Viola Davis’ ‘G20’ Amazon Movie Is a Fantasy of American Heroism That Feels Absurd in Today’s Climate

In G20, a new Viola Davis action flick that began streaming on Amazon Prime Video today, the American President fearlessly shepherds her fellow world leaders through a crisis as if they were lost little lambs. She dutifully cleans up the mess created by the bumbling buffoon of a British Prime Minister (played by Douglas Hodge). She graciously accepts a compliment from the Italian president of the International Monetary Fund (played by Sabrina Impacciatore) on her strength, confidence, and height. And, of course, she beats up the bad guys and—here’s the real kicker—saves the world from a global economic collapse. A little too ironic, don’t you think?

Maybe this fantasy of U.S. American heroism would be easier—or, indeed, possible—to swallow in the ’90s, when The West Wing was on TV and the idea of the U.S. as the leader of the free world wasn’t quite so laughable. But at a time when the current President is waging a global trade war that’s causing stocks to plummet? When he’s threatening to “acquire” American allies like a Roman emperor? When, even before Donald Trump’s second term, the U.S. has been consistently isolating itself from U.N. allies to cast minority votes against ceasefires and climate change action? In times like these, the idea that world leaders would look to the U.S. to lead it through a crisis comes off as more than a far-fetched fantasy. It’s downright absurd.

G20, from left: Douglas Hodge, Viola Davis, 2025.
Photo: Ilze Kitshoff / © Amazon Prime Video / Courtesy Everett Collection

Directed by Mexican filmmaker Patricia Riggen, with a screenplay written by Caitlin Parrish, Erica Weiss, and Logan & Noah Miller, G20 stars Davis (also an executive producer on the film) as the fictional President of the United States, Danielle Sutton. President Sutton travels with her husband (Anthony Anderson) and two children to South Africa for the annual G20 summit, a conference where leaders from the world’s wealthiest countries gather in a show of global economic cooperation.

President Sutton has a vague “togetherness” plan she’s trying to push, but that quickly falls to the wayside when an extremist group led by an Aussie crypto-bro terrorist (Antony Starr) hijacks the summit and takes the world leaders hostage. The plan? Have each politician read out a phrase that will allow them to create a deep fake of said politician saying anything they want. This will boost the bad guys’ bitcoin stock, and make them rich. Or something.
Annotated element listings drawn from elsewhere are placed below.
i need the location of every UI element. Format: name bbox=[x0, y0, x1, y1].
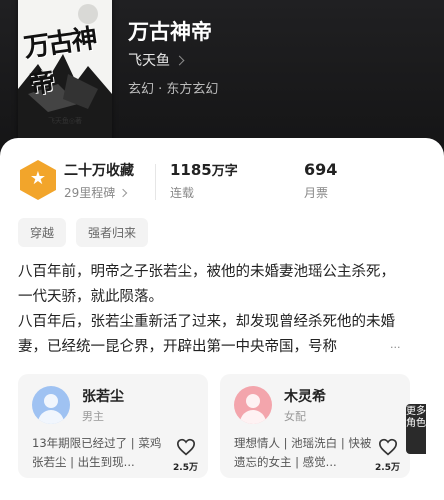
character-card[interactable]: 木灵希 女配 理想情人 | 池瑶洗白 | 快被遗忘的女主 | 感觉... 2.5… bbox=[220, 374, 410, 478]
chevron-right-icon bbox=[174, 55, 185, 65]
book-genre: 玄幻 · 东方玄幻 bbox=[128, 82, 219, 97]
synopsis-paragraph: 八百年前，明帝之子张若尘，被他的未婚妻池瑶公主杀死，一代天骄，就此陨落。 bbox=[18, 264, 395, 305]
cover-title: 万古神帝 bbox=[22, 23, 98, 101]
word-count-number: 1185 bbox=[170, 161, 212, 179]
cover-author: 飞天鱼◎著 bbox=[47, 117, 83, 125]
monthly-ticket-label: 月票 bbox=[304, 186, 329, 200]
author-name: 飞天鱼 bbox=[128, 53, 170, 69]
synopsis[interactable]: 八百年前，明帝之子张若尘，被他的未婚妻池瑶公主杀死，一代天骄，就此陨落。 八百年… bbox=[18, 260, 404, 360]
character-role: 男主 bbox=[82, 410, 104, 423]
expand-synopsis-button[interactable]: ... bbox=[390, 338, 401, 351]
tag-chip[interactable]: 穿越 bbox=[18, 218, 67, 247]
stats-row: ★ 二十万收藏 29里程碑 1185万字 连载 694 月票 bbox=[20, 160, 424, 204]
more-characters-tab[interactable]: 更多角色 bbox=[406, 404, 426, 454]
character-name: 张若尘 bbox=[82, 389, 124, 405]
book-cover[interactable]: 万古神帝 飞天鱼◎著 bbox=[18, 0, 112, 144]
like-count: 2.5万 bbox=[375, 463, 400, 473]
milestone-link[interactable]: 29里程碑 bbox=[64, 184, 128, 201]
author-link[interactable]: 飞天鱼 bbox=[128, 50, 185, 70]
character-role: 女配 bbox=[284, 410, 306, 423]
chevron-right-icon bbox=[119, 188, 128, 197]
word-count-unit: 万字 bbox=[211, 164, 238, 179]
character-tags: 理想情人 | 池瑶洗白 | 快被遗忘的女主 | 感觉... bbox=[234, 436, 372, 469]
character-name: 木灵希 bbox=[284, 389, 326, 405]
synopsis-paragraph: 八百年后，张若尘重新活了过来，却发现曾经杀死他的未婚妻，已经统一昆仑界，开辟出第… bbox=[18, 314, 395, 355]
monthly-ticket-count[interactable]: 694 bbox=[304, 160, 337, 179]
stats-divider bbox=[155, 164, 156, 200]
like-count: 2.5万 bbox=[173, 463, 198, 473]
book-header: 万古神帝 飞天鱼◎著 万古神帝 飞天鱼 玄幻 · 东方玄幻 bbox=[0, 0, 444, 150]
character-tags: 13年期限已经过了 | 菜鸡张若尘 | 出生到现... bbox=[32, 436, 162, 469]
star-icon: ★ bbox=[29, 168, 47, 189]
book-detail-panel: ★ 二十万收藏 29里程碑 1185万字 连载 694 月票 穿越 强者归来 八… bbox=[0, 138, 444, 500]
heart-icon[interactable] bbox=[378, 438, 398, 456]
avatar bbox=[234, 386, 272, 424]
character-card[interactable]: 张若尘 男主 13年期限已经过了 | 菜鸡张若尘 | 出生到现... 2.5万 bbox=[18, 374, 208, 478]
word-count: 1185万字 bbox=[170, 160, 238, 179]
heart-icon[interactable] bbox=[176, 438, 196, 456]
collect-count: 二十万收藏 bbox=[64, 163, 134, 179]
tag-chip[interactable]: 强者归来 bbox=[76, 218, 149, 247]
milestone-label: 29里程碑 bbox=[64, 186, 116, 200]
avatar bbox=[32, 386, 70, 424]
serial-status: 连载 bbox=[170, 186, 195, 200]
tag-list: 穿越 强者归来 bbox=[18, 218, 149, 247]
book-title: 万古神帝 bbox=[128, 19, 212, 44]
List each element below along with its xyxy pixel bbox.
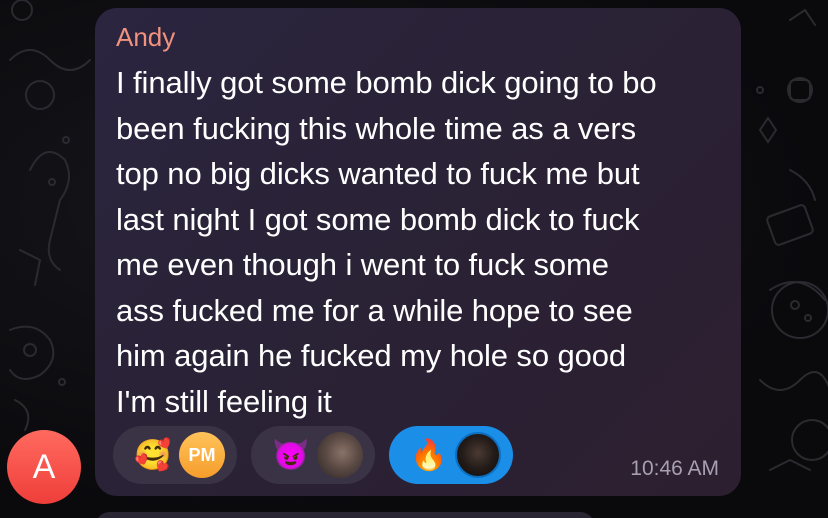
- smiling-face-with-hearts-icon: 🥰: [134, 438, 172, 472]
- reaction-smiling-hearts[interactable]: 🥰 PM: [113, 426, 237, 484]
- message-text: I finally got some bomb dick going to bo…: [116, 65, 657, 419]
- chat-background: Andy I finally got some bomb dick going …: [0, 0, 828, 518]
- reaction-fire[interactable]: 🔥: [389, 426, 513, 484]
- reaction-smiling-devil[interactable]: 😈: [251, 426, 375, 484]
- message-bubble[interactable]: Andy I finally got some bomb dick going …: [95, 8, 741, 496]
- reactor-avatar: [317, 432, 363, 478]
- reactor-avatar: PM: [179, 432, 225, 478]
- sender-name[interactable]: Andy: [116, 22, 719, 52]
- next-message-bubble[interactable]: [95, 512, 595, 518]
- reactor-avatar: [455, 432, 501, 478]
- message-timestamp: 10:46 AM: [630, 457, 719, 480]
- fire-icon: 🔥: [410, 438, 448, 472]
- smiling-devil-icon: 😈: [272, 438, 310, 472]
- sender-avatar[interactable]: A: [7, 430, 81, 504]
- reactions-row: 🥰 PM 😈 🔥: [113, 426, 513, 484]
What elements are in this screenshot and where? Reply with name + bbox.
G20 is hardly the first, or even hundredth, action movie to indulge in this patriotic fairytale. (After all, the Pentagon offers grants and other financial support to movies that positively depict the U.S. military, and has done so for decades.) But it is, possibly, the worst-timed offender to date.

It’s hard to suspend your disbelief for this alternate, action-movie version of the world where European and Asian leaders are stumbling through the dark—led only by the shining light of the U.S. of A.—when, in reality, any American with friends abroad is receiving daily texts demanding to know what the hell is going on in our country. The plot of G20 is nonsensical because it has to be. Any version grounded in reality would make it impossible to root for the so-called good guys.

Photo: Ilze Kitshoff/Prime

Look, at times, G20 was fun. I don’t think it’s any worse than the mindless political action films that have come before it, like Antoine Fuqua’s dull Has Fallen franchise. With G20, director Patricia Riggen tells a concise visual story, even as the script flounders. The effects aren’t great, but the fight sequences—like a daring escape on the roof of an elevator, or a Home Alone-esque booby-trapped kitchen—are zippy and creative. And Davis is an Oscar winner for a reason. She eats up the screen by turning corny moments into watchable ones and delivering generic lines of dialogue with gravitas. Maybe if G20 was set in some make-believe conference for made-up government officials, it wouldn’t feel quite so ridiculous.

But G20 insists on taking place at a real conference in the real world, at a time when American leaders couldn’t be further from the heroes the world needs. It feels like an Onion article of a movie—except, as far as I can tell, no one who made this is joking.